Eksplorasi.id – Keputusan PT Pertamina menaikkan harga Bahan Bakar Minyak (BBM) non-subsidi menuai polemik. Pasalnya, kenaikan tersebut tidak ada pemberitahuan soal rencana kenaikannya.
Pangkalnya, adalah isu ketidakberpihakan pemerintah melalui pengurangan subsidi. Maka, untuk mengurai polemik ini, ada dua hal pokok yang seharusnya dapat dilihat secara objektif.

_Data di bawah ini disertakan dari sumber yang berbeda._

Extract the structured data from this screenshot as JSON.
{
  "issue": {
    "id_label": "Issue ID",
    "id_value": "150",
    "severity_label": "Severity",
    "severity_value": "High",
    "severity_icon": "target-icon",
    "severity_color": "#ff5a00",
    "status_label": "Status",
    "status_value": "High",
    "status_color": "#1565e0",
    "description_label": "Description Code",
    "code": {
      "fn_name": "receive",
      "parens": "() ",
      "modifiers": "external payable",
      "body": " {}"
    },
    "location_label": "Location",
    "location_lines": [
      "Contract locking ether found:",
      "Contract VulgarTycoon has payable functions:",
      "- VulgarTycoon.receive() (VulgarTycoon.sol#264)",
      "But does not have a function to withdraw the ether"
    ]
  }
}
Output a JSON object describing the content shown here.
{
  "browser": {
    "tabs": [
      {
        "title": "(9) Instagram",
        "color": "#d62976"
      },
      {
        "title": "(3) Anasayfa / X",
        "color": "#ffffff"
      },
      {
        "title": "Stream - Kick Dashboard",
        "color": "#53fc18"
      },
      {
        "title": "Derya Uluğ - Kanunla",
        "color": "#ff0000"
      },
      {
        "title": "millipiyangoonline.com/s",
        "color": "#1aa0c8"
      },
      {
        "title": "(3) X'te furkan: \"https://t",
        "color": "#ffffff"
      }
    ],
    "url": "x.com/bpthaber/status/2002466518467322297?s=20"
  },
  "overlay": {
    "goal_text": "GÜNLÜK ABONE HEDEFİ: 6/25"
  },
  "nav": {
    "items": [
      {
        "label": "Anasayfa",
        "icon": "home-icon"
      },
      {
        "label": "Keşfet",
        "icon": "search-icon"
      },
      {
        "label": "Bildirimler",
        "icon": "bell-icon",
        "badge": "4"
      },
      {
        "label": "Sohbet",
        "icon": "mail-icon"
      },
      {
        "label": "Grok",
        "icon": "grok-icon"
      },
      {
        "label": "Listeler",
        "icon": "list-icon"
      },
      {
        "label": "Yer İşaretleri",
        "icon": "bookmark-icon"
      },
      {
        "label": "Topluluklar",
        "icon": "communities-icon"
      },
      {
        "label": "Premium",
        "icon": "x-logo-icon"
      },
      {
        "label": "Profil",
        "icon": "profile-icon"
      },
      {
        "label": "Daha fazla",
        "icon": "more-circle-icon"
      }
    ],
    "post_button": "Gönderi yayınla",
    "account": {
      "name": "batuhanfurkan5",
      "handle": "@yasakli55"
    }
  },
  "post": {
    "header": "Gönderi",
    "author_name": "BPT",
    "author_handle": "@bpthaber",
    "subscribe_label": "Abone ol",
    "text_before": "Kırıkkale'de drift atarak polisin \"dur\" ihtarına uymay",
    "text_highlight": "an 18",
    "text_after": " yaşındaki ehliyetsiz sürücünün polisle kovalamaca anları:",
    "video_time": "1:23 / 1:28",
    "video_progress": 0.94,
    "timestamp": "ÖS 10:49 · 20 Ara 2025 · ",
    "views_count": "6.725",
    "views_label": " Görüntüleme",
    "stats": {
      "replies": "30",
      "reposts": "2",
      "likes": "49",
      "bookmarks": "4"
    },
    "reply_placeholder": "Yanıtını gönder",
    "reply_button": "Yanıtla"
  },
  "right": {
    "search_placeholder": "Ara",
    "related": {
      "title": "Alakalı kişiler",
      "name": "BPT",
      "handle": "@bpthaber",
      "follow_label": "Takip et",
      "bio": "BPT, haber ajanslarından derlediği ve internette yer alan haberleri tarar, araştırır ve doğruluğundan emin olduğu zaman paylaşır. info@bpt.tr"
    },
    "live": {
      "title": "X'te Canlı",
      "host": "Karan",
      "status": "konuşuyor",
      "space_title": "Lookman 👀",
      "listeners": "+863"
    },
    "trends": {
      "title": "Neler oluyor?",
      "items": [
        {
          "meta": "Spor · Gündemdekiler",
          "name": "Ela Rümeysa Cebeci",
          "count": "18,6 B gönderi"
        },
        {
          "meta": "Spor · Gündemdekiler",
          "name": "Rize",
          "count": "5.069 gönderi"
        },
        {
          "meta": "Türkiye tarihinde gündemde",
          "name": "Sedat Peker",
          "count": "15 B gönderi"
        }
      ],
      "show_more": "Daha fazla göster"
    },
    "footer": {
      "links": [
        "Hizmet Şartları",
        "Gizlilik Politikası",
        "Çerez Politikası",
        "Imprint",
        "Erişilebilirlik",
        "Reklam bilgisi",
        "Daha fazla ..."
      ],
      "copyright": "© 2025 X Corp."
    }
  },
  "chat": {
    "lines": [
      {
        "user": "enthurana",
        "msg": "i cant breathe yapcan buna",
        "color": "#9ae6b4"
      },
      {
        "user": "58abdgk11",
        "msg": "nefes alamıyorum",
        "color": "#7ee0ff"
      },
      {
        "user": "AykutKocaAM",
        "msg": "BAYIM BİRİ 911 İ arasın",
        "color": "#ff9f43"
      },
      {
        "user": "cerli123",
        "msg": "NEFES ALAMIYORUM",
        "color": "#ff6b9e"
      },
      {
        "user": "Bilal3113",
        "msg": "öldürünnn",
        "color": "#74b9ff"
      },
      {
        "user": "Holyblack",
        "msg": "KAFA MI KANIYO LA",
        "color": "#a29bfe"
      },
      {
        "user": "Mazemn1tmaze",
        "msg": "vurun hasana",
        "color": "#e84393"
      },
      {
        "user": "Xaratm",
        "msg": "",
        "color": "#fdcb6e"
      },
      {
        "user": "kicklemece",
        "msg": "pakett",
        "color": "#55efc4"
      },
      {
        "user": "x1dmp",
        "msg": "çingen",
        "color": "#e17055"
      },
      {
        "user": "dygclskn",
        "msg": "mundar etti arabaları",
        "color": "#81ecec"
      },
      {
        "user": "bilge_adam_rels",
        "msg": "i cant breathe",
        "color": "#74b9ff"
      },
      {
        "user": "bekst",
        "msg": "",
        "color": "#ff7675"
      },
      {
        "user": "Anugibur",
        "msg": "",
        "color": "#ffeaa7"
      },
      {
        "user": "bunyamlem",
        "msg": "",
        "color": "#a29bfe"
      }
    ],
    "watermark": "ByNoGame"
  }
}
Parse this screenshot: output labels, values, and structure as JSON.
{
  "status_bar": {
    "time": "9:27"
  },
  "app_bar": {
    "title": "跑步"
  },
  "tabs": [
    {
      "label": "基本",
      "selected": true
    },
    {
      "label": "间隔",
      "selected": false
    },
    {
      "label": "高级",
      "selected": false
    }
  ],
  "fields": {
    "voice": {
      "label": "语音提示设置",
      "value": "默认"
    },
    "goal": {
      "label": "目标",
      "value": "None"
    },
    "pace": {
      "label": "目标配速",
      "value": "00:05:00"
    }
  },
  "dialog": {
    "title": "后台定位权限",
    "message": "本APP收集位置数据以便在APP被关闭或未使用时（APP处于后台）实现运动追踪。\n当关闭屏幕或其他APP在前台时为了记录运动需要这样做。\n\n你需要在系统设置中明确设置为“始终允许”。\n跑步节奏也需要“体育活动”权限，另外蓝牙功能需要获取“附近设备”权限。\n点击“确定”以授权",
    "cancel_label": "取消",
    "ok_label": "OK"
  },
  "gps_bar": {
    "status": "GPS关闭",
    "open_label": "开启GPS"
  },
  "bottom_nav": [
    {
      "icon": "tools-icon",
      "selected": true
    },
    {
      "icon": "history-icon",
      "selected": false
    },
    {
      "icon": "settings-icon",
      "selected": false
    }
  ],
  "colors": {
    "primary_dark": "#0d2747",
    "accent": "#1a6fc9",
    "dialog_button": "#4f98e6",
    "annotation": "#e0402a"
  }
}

Pertama, harga minyak domestik yang mengikuti harga minyak mentah dunia. Harga minyak dunia naik hampir 100% dalam kurun waktu 2 tahun terakhir. Ketidakpastian global yang terjadi memang memberikan andil yang besar pada kenaikan harga minyak mentah dunia.
Akhir pekan lalu, minyak mentah WTI berada di level US$74 per barrel, sedangkan minyak mentah Brent di US$79 per barrel. Tentu, tingginya harga minyak akan semakin membebani, terlebih Indonesia sudah menjadi net importir minyak sejak rezim terdahulu.
UU Nomor 22 Tahun 2001 jelas mengatur bahwa harga BBM diserahkan pada mekanisme persaingan usaha yang sehat dan wajar.
Meski demikian, Peraturan ESDM Nomor 34/ 2018 tentang perubahan kelima atas Permen ESDM Nomor 34/2014 disebutkan bahwa badan usaha diberikan keleluasaan untuk menaikkan harga BBM non-subsidi namun tetap wajib melaporkan kepada Kementerian ESDM.
Kedua, soal BBM subsidi dan non subsidi. Meski BBM diserahkan pada mekanisme persaingan pasar, namun pemerintah memiliki instrumen subsidi sebagai mekanisme pelindung agar masyarakat miskin tidak terlalu terdampak.
Pembagian BBM subsidi dan non-subsidi tercantum dalam Perpres 43/2018. Pertama jenis BBM tertentu yang terdiri dari minyak tanah dan solar.
Kedua, jenis BBM khusus penugasan yaitu Premium RON 88. Jenis BBM pertama dan kedua termasuk dalam BBM yg bersubsidi.
Ketiga, jenis BBM umum yang terdiri dari seluruh jenis BBM di luar jenis BBM tertentu dan penugasan. BBM ketiga termasuk BBM non-subsidi. Penggolongan jenis BBM tersebut lebih karena kepentingan pemerintah untuk mengatur distribusi BBM yang lebih tepat sasaran.
Atas dasar itu, maka sebaiknya isu keberpihakan dan kenaikan harga BBM non-subsidi seharusnya dapat dipisahkan. Soal keberpihakan, reformasi dalam pengelolaan subsidi yang lebih produktif dapat dilihat sebagai indikator penting.
Dalam kurun waktu 2012-2014, total subsidi energi menyentuh angka Rp958 triliun. Sedangkan pada periode tahun 2015-2018 jumlah tersebut turun menjadi Rp323 triliun.
Pemangkasan tersebut kemudian dialokasikan untuk Belanja Infrastruktur kesehatan dan pendidikan yang naik dari Rp568 triliun pada tahun 2014 menjadi Rp965 triliun pada tahun 2018.
Sedangkan kenaikan BBM non-subsidi lebih kepada urusan market targetting, sama halnya dengan narasi beras premium dengan beras sejahertera (rastra).
Sehingga, sudah semestinya isu kenaikan BBM non-subsidi dapat didudukkan dengan. Artinya, langkah Pertamina untuk menaikkan harga BBM non-subsidi adalah langkah yang tepat.